Reliability and trustworthiness. Utlizing drawings, explanations, and group discussion provided the opportunity to triangulate the data. The authors are a multidisciplinary team who added multiple perspectives to the thematic analyses. (Hubberman & Miles, 2003; Paton, 2002. Guion, Diehl, & McDonald, 2011).
Ethical considerations. The focus of the research was not the personal lives or past traumas of the participants, but rather, their understanding and experience of the school. All parents of the children and participants signed consent for the research. All identifying features of the children were removed. We received the university ethics committee certification to undertake this research.
Because the research method is participatory and was used as a self-evaluating reflective tool for the school itself, then the data was not “taken away” from the school, but rather, served as an enriching evaluative and transformative activity within the school, turning the school members into the experts. It was a chance to share perspectives and to communicate their own knowledge about the school to each other (Clark, 2011; Huss, 2017). Images were photographed but remained as exhibitions in the school, so that they were not taken away from the creators.
Findings
This excerpt focuses on the method and the advantage of the method in terms of the type of findings rendered. (See Huss et al, 2020 for more details on the findings). Three central themes were identified: The physicality of the school, both lack of resources, and love of the school. The relationships within the school, both many conflicts, and a sense of being able to make friends and solve conflicts, and the importance of the formal learning, including both difficulty for the staff due to lack of training and resources, and pleasure and pride of the children in fulfilling their parents’ dream of them receiving an education.

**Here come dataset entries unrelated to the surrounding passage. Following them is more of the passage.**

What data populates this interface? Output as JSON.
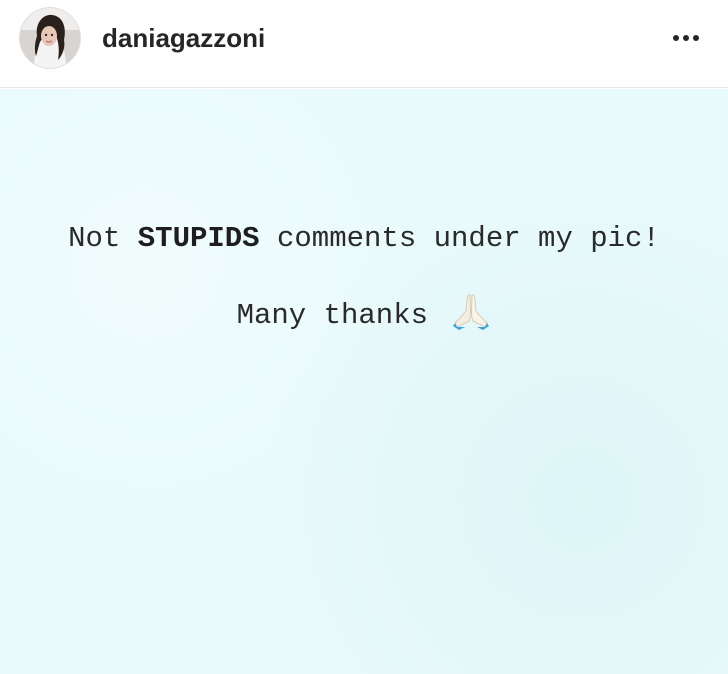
{
  "header": {
    "username": "daniagazzoni",
    "avatar_icon": "profile-photo",
    "more_icon": "more-horizontal-icon"
  },
  "image": {
    "background_color": "#e9fafb",
    "line1": {
      "before": "Not ",
      "bold": "STUPIDS",
      "after": " comments under my pic!"
    },
    "line2": {
      "text": "Many thanks ",
      "emoji_icon": "folded-hands-icon"
    }
  }
}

What did the arts-based data provide? The images and their elaboration helped to show the interactive nature of these three themes. How the challenge was also the sense of satisfaction. It showed the circular, reciprocal relationship between physical and relational tending of the school in spite of huge insufficiency and the ability to experience formal learning by creating a safe context in an unsafe situation. Thus, for example, overcoming the first theme, that of experiences of physical insufficiency, was achieved through focus on relationship building with the school. The “showing” element of art as a metonym, showed multiple moments of repeated and unresolvable conflicts, but also, striving to solve them. The images mapping out experiences within the school space also showed the interplay of ethnic spaces in classrooms and “universal” spaces in the school as a whole. The spatial element enabled the capture of dialectical processes on the same page: Thus, the teaching was very challenging, but the students were very proud of their formal studies. The symbolic, metaphorical, but also concrete mapping out of the nature of art, enabled participants to show how building and maintaining the school despite having no resources, enabled the school to be experienced as a safe special space, as a correctional experience of a “home.” This understanding may have been lost in verbal interviews based on abstract concepts, rather than specific spatial experiences. Formal data gathering methods that focus on a specific encapsulated issue may also have lost the interactive nature of a complex system of inter-dependent themes. Overall, we can say that the arts-based methods helped to create embodied physically contextualized narratives, helped to create complex spectrums, rather than endpoints, and helped to capture both physical and relational efforts to address lack of resources.